24 Şubat 2010 Çarşamba

Bir Devrimcinin Güncesi - 1

Adımı halama borçluyum. Annem ve babamı hiç hatırlamıyorum, ama halamın anlattığına göre babam, nereden geldiğini unutan komprador bir burjuvaymış, milletin götünü yalaya yalaya yükselmiş ve hiç de fena sayılmayacak bir servet edinmiş, ancak krizden etkilenip iflas ettiğinde bayağı bir borç içine batmış, birçok insan intihar ettiğini söylese de öldürüldüğünü de düşünen var, ama bunu pek de kurcalamaya gerek yok sanırım, dünyadan bir pisliğin daha eksilmesine kaç kişi üzülmüş olabilir ki? Annem, onun hakkında hiçbir bilgiye sahip değilim, herhalde o da hayatını kurtarmak için babamın alacaklılarından birinin metresi olmuştur, burjuva ahlakına sahip olduğundan emin olduğum birisi, yoksa babam gibi bir adamla ne işi olabilirdi ki?

Halam, her şeyimi borçlu olduğum insan.
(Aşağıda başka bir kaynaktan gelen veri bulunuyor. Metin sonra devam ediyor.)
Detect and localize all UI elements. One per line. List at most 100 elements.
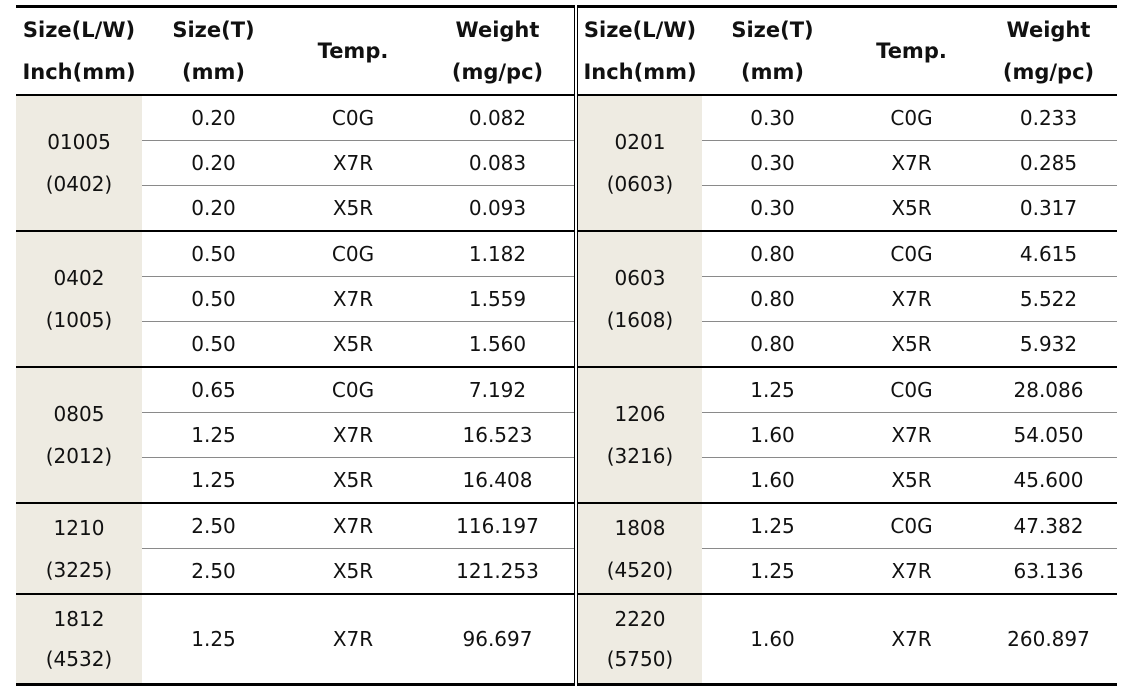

Yıllardır görüşmediği abisinin bir oğlu olduğunu, babamın ölümünden ve annemin ortadan kaybolmasından sonra yetkili görevlilerden aldığı bir telefon sonucunda öğrenmiş işkencelerden geçmesine rağmen davasından dönmemiş, paraya boyun eğmemiş bir insan. Beni de kendisi gibi yetiştirdi, küçük yaşta yanına gelmiş olmam işini kolaylaştırmıştı, çünkü henüz burjuva kültürüyle çok fazla içli dışlı olamayacak kadar küçük bir yaştaydım yanına geldiğimde, bir tek yemekler biraz sıkıntı yaratmış öyle söylerdi arada sırada, Avrupa mamalarına alıştığımdan beni doyurmak için verdiği yemeklerden pek hoşlanmazmışım.
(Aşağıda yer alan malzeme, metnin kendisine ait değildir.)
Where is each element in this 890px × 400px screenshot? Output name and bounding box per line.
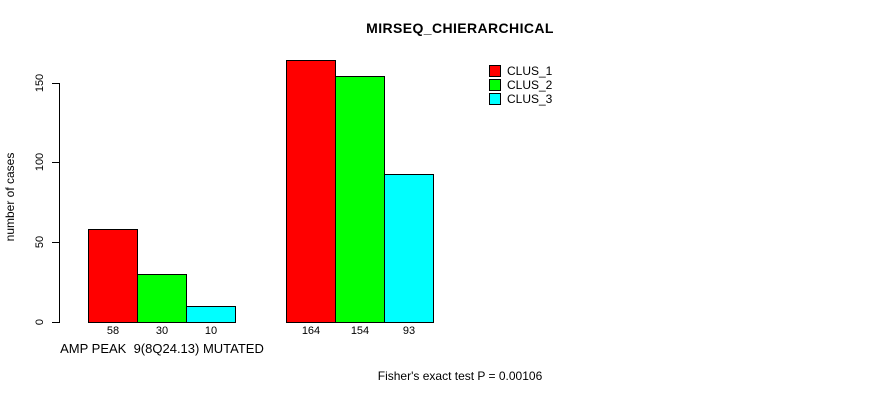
x-axis-group-label: AMP PEAK 9(8Q24.13) MUTATED xyxy=(60,341,264,356)
bar-value-label: 58 xyxy=(106,325,120,337)
bar-clus_2-group2 xyxy=(335,76,385,323)
legend-label: CLUS_2 xyxy=(507,78,553,92)
legend-label: CLUS_3 xyxy=(507,92,553,106)
bar-clus_1-group1 xyxy=(88,229,138,323)
y-axis-line xyxy=(59,82,60,323)
legend-swatch-icon xyxy=(489,79,501,91)
bar-value-label: 30 xyxy=(155,325,169,337)
legend: CLUS_1 CLUS_2 CLUS_3 xyxy=(489,64,552,106)
chart-title: MIRSEQ_CHIERARCHICAL xyxy=(366,20,554,36)
legend-swatch-icon xyxy=(489,93,501,105)
y-tick-label: 0 xyxy=(34,318,46,326)
bar-clus_3-group2 xyxy=(384,174,434,323)
y-axis-tick xyxy=(52,82,59,84)
y-axis-tick xyxy=(52,322,59,323)
bar-clus_1-group2 xyxy=(286,60,336,323)
legend-item-clus_1: CLUS_1 xyxy=(489,64,552,78)
legend-item-clus_2: CLUS_2 xyxy=(489,78,552,92)
y-tick-label: 150 xyxy=(34,73,46,92)
bar-value-label: 10 xyxy=(204,325,218,337)
y-tick-label: 100 xyxy=(34,153,46,172)
bar-value-label: 154 xyxy=(350,325,370,337)
bar-clus_3-group1 xyxy=(186,306,236,323)
bar-clus_2-group1 xyxy=(137,274,187,323)
bar-value-label: 93 xyxy=(402,325,416,337)
y-tick-label: 50 xyxy=(34,236,46,249)
y-axis-tick xyxy=(52,242,59,244)
legend-item-clus_3: CLUS_3 xyxy=(489,92,552,106)
y-axis-title: number of cases xyxy=(3,152,17,242)
stat-annotation: Fisher's exact test P = 0.00106 xyxy=(377,369,543,383)
legend-swatch-icon xyxy=(489,65,501,77)
bar-value-label: 164 xyxy=(301,325,321,337)
legend-label: CLUS_1 xyxy=(507,64,553,78)
y-axis-tick xyxy=(52,162,59,164)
Şu an bir amaç doğrultusunda yaşamamı halama borçluyum, küçükken çok iyi geçindiği çok sevdiği abisini belki de affetmesi beni düzgün bir devrimci olarak yetiştirmesine bağlıydı, bu yüzden üzerime çok düştü, ama bazı şeyler değişmeliydi, kaderimin değişmesi için belki de önce ismim değişmeliydi, mert, yürekli ezilmiş halkların refaha kavuşması için hayatı dahil her şeyini vermiş bir devrimcinin adıyla seslenmeyi tercih etti bana. Pazardan haftalık alışverişini yapmış, elinde torbalarla evine dönerken hain bir faşistin kafasına sıktığı kurşunla yolun ortasında kanlar içinde yatana kadar da O'nun ismiyle seslenmeye devam etti...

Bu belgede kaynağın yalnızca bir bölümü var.